Story·25 May 2026·7 min read

13 minutes against OWASP Juice Shop: anatomy of a real Pwnkemon scan

A pentest tool that hasn't been pointed at a real, known-vulnerable target is just marketing. So here's Pwnkemon pointed at one: OWASP Juice Shop, the security community's standard intentionally-vulnerable web app. We ran a Standard-tier scan against the public Heroku deployment, didn't pre-load any hints, and let the agent decide what to look for.

Total time: 13 minutes. Total cost: under $1 in compute.

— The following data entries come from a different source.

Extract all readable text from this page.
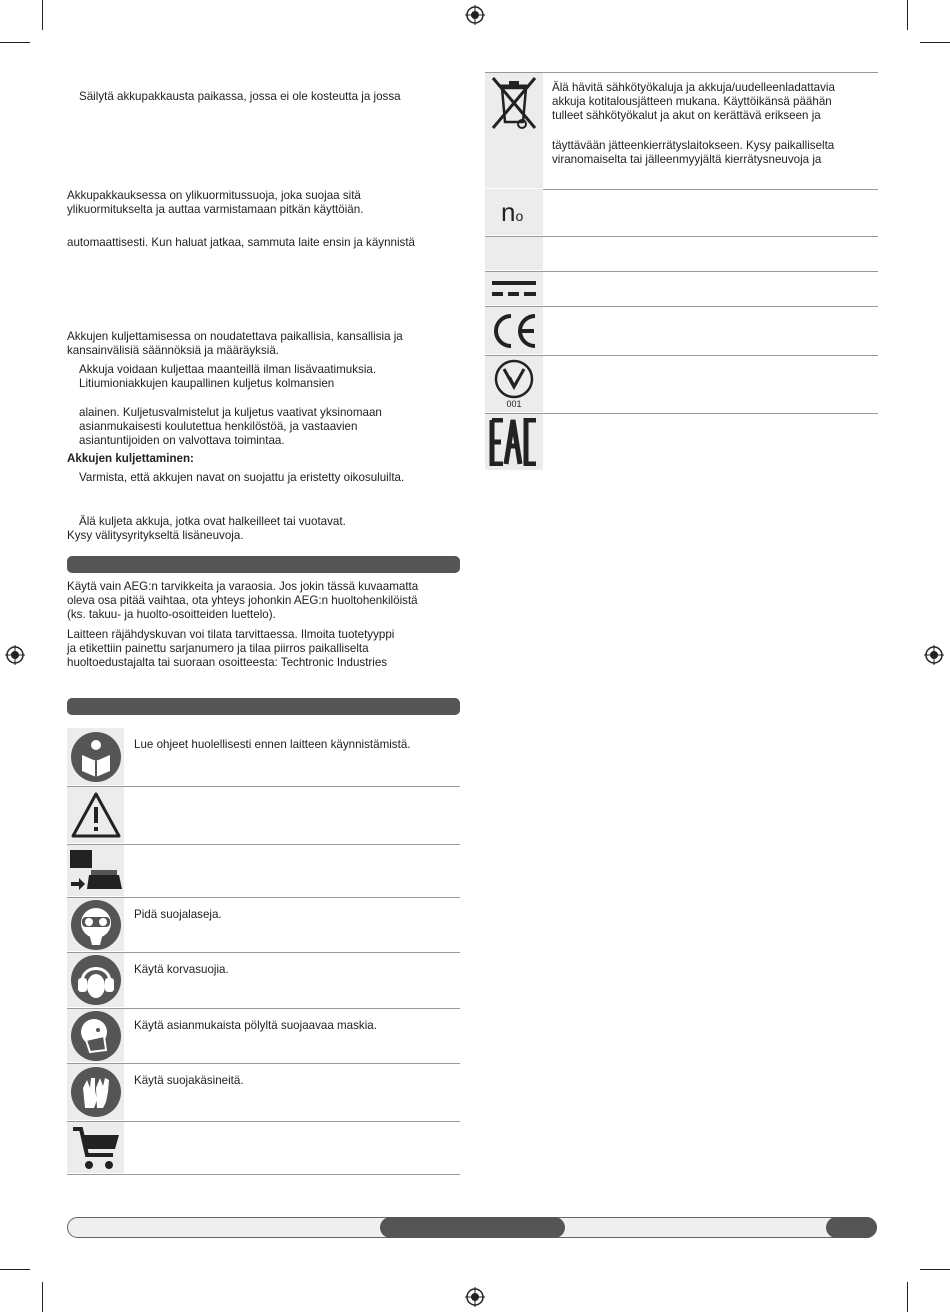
Säilytä akkupakkausta paikassa, jossa ei ole kosteutta ja jossa
Akkupakkauksessa on ylikuormitussuoja, joka suojaa sitä
ylikuormitukselta ja auttaa varmistamaan pitkän käyttöiän.
automaattisesti. Kun haluat jatkaa, sammuta laite ensin ja käynnistä
Akkujen kuljettamisessa on noudatettava paikallisia, kansallisia ja
kansainvälisiä säännöksiä ja määräyksiä.
Akkuja voidaan kuljettaa maanteillä ilman lisävaatimuksia.
Litiumioniakkujen kaupallinen kuljetus kolmansien
alainen. Kuljetusvalmistelut ja kuljetus vaativat yksinomaan
asianmukaisesti koulutettua henkilöstöä, ja vastaavien
asiantuntijoiden on valvottava toimintaa.
Akkujen kuljettaminen:
Varmista, että akkujen navat on suojattu ja eristetty oikosuluilta.
Älä kuljeta akkuja, jotka ovat halkeilleet tai vuotavat.
Kysy välitysyritykseltä lisäneuvoja.
Käytä vain AEG:n tarvikkeita ja varaosia. Jos jokin tässä kuvaamatta
oleva osa pitää vaihtaa, ota yhteys johonkin AEG:n huoltohenkilöistä
(ks. takuu- ja huolto-osoitteiden luettelo).
Laitteen räjähdyskuvan voi tilata tarvittaessa. Ilmoita tuotetyyppi
ja etikettiin painettu sarjanumero ja tilaa piirros paikalliselta
huoltoedustajalta tai suoraan osoitteesta: Techtronic Industries
Lue ohjeet huolellisesti ennen laitteen käynnistämistä.
Pidä suojalaseja.
Käytä korvasuojia.
Käytä asianmukaista pölyltä suojaavaa maskia.
Käytä suojakäsineitä.
Älä hävitä sähkötyökaluja ja akkuja/uudelleenladattavia
akkuja kotitalousjätteen mukana. Käyttöikänsä päähän
tulleet sähkötyökalut ja akut on kerättävä erikseen ja
täyttävään jätteenkierrätyslaitokseen. Kysy paikalliselta
viranomaiselta tai jälleenmyyjältä kierrätysneuvoja ja
no
001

Result: 11 confirmed findings, 2 of them Critical, including a SQL injection chain that took the application offline and a JWT signing-key exposure that would let an attacker forge admin sessions.

This post walks through what the agent did, in order, and what made it into the final report.

The setup

Scan target: juice-shop.herokuapp.com, the public OWASP Juice Shop instance. Tier: Standard, the default tier, which unlocks DAST tooling (nuclei, katana) on top of the network + code scanners that ship in every tier. No pre-configured hints. No auth credential. Same flow any Pwnkemon user gets on signup.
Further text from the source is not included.